Между тем, преподавателям иностранного языка, например, давно известно, что смысл может быть уловлен практически безошибочно из текста, в котором не более 30% незнакомых слов. Приведенный фрагмент превосходно вписывается в это условие, если только понимать, какой смысл он несет для ребенка:
– Большая задача состоит из ряда подзадач, и в начале пути неизвестно, как их решать.
– Иерархизация задач: они бывают более и менее важные, а некоторые из них – центральные, от которых зависит все остальное.
– Центральные задачи нужно уметь вычленить, и начать с них.
– Сомнения нормальны, более того, они суть обязательная составляющая профессиональной деятельности. В разрешении этих сомнений и состоит работа.
– Необходимые качества профессионала: умение предвидеть проблемы, осторожность, умение учиться, способность пробиваться…

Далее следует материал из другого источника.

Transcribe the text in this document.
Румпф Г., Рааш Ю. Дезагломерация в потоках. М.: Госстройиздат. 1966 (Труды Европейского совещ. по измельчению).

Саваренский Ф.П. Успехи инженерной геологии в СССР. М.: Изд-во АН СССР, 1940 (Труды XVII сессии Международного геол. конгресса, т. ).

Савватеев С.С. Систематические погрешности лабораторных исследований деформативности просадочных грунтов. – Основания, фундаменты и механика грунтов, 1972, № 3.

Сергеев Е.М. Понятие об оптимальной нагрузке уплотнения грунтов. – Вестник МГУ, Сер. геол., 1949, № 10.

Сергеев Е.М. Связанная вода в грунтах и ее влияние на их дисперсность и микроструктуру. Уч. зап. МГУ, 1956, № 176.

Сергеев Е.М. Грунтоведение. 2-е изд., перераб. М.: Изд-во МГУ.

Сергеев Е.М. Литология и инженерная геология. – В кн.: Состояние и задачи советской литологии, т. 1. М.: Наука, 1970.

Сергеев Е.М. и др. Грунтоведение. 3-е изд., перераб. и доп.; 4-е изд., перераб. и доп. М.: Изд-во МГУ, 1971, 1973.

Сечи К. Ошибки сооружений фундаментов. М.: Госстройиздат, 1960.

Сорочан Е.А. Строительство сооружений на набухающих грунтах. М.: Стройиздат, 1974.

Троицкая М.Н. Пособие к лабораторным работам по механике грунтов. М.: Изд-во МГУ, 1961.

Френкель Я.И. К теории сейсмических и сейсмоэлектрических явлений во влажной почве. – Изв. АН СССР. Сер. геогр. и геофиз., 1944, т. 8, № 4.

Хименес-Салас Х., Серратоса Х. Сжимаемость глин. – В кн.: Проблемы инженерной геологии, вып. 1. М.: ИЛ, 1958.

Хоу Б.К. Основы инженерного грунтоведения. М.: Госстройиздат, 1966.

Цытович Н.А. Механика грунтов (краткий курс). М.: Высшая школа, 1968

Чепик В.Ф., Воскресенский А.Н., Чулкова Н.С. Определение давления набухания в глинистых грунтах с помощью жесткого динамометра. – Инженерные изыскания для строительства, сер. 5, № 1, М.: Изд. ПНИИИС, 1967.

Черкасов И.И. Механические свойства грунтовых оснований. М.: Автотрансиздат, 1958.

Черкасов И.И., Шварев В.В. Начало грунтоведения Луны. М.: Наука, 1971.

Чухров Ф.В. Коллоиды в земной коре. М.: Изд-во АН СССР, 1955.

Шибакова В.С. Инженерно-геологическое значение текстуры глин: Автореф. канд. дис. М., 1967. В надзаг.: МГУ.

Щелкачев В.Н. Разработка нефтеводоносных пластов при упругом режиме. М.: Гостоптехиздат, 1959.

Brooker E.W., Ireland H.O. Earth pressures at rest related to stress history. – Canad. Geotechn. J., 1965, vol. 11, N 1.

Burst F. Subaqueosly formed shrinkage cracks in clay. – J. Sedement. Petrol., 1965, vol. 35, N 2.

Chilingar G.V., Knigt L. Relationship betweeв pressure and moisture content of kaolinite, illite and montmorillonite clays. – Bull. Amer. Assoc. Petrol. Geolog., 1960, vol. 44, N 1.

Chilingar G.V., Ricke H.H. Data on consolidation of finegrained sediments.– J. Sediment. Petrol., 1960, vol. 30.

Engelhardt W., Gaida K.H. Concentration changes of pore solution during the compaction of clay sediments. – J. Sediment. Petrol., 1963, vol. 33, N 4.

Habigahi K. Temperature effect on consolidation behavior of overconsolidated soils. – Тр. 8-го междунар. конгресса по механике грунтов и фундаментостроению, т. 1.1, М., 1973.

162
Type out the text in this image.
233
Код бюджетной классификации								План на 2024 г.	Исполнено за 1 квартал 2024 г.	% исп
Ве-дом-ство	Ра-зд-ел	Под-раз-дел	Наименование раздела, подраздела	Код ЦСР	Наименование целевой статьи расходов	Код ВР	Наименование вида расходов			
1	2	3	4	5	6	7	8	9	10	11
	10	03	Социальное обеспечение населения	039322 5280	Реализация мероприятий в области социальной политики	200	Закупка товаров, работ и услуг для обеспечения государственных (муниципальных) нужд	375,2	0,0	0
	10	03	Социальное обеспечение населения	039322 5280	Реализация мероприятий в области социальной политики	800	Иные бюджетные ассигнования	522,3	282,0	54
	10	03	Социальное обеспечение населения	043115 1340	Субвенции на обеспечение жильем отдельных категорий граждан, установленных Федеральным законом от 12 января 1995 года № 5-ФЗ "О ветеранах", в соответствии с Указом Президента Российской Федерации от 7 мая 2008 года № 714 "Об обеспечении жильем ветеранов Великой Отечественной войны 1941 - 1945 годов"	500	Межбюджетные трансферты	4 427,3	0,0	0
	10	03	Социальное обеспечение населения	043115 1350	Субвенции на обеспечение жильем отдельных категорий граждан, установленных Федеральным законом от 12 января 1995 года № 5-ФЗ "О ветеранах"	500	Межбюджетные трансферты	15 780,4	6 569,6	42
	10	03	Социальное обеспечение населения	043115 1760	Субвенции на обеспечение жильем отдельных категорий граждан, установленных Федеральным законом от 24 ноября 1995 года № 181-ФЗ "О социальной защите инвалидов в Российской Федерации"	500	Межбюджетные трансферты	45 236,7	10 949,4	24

…и далее до бесконечности. Вы понимаете, что совершенно не важно, на каком материале все это впитывается. Пусть это будет разговор двух врачей о постановке диагноза, или разговор двух завучей о разумной организации расписания. Если ребенок регулярно слышит подобные разговоры, он «впитывает» правила интеллектуальной работы совершенно автоматически: они становятся для него настолько же естественны, как слова родного языка или формулы вежливости.
2. Рассказы родителей о работе.
То есть, адаптированный вариант предыдущего пункта, направленный уже непосредственно на ребенка.